According to a Diebold report on EMV technology, these "chip-and-PIN" cards are safer than American swipe-cards. Typically, American magnetic swipe cards contain an unchanging set of information that makes it relatively easy for counterfeiters to grab your information every time you swipe, as a recent article on CreditCards.com explained. EMV cards, on the other hand, contain a chip that creates a new transaction code every time you buy something. This makes duplication nearly impossible.
The US has yet to fully adopt EMV cards, but perhaps the most compelling argument for why they should came on Dec. 19, 2013, when Target announced that it had been the victim of a massive data breach. Hackers had targeted every one of Target's 1,916 US stores, stealing 40 million credit and debit card numbers from its point-of-sale systems.
Hackers likely exploited a massive security hole that left other companies vulnerable to attack as well. Namely, magstripes - the magnetic stripe on the back of most major credit and debit cards that stores user's data.

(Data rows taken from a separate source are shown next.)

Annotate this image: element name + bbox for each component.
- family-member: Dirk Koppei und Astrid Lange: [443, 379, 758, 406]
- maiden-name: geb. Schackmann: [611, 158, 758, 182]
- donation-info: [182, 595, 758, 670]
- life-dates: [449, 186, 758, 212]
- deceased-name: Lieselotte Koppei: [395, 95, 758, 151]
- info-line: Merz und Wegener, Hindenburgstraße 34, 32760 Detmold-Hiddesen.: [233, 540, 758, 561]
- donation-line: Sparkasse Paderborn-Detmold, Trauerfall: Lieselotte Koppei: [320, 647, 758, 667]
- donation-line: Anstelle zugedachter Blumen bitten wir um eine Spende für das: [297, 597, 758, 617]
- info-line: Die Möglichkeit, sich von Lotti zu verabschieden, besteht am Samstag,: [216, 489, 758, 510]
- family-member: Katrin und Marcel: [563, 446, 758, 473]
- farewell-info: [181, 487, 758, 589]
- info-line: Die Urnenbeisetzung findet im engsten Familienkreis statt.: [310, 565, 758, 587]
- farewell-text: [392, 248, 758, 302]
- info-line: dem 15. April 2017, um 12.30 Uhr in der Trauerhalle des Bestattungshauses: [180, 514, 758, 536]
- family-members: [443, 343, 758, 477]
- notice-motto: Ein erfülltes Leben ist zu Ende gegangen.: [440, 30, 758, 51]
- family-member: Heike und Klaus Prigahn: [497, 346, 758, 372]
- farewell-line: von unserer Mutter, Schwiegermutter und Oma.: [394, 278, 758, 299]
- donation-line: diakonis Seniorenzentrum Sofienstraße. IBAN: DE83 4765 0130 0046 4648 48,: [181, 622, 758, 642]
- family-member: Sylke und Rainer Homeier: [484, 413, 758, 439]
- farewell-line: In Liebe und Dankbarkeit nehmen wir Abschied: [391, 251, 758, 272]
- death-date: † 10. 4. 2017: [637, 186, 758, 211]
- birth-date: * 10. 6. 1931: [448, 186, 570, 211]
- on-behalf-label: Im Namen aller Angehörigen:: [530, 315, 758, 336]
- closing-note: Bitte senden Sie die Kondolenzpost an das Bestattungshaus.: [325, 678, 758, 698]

Because these magstripes hold a person's account number, expiration date, and secret CVV code, they are valuable goods in the underground market. Hackers sell these magstripes to card counterfeiters who then easily paste them onto fake credit cards using their own magstripe encoding machines.
Most banks' mechanism for authenticating credit cards is relatively weak. According to Wired, each card is only authenticated using roughly 23 characters of data which can be easily duplicated and lost in a sea of 26.2 billion consumer transactions. The Target breach might have been prevented had the cards used by its customers contained EMV chips, because cyber criminals would have been less willing to buy this EMV card data that is harder to counterfeit. This would have left hackers with no market for the stolen data.
However, it's "important to note that EMV is not itself a security solution - it's really an anti-counterfeit fraud solution," Craig Hoffman, a partner in the privacy and data protection practice at BakerHostetler, said in a prepared statement.
Hoffman still believes it would be wise for the US to adopt EMV technology: "The EMV roll-out will create some sharing among national retailers regarding responses to information threats - which is actually a good thing."
Michael Misasi, an analyst with the Mercator Advisory Group, told Wired that he expected the magstripe system to soon become obsolete in the US. "All of the data breaches that have happened have woken people up, and progress has been accelerating this year," he said.
It is expected that by October 2015, 70% of US cards will have EMV chips, reports Forbes.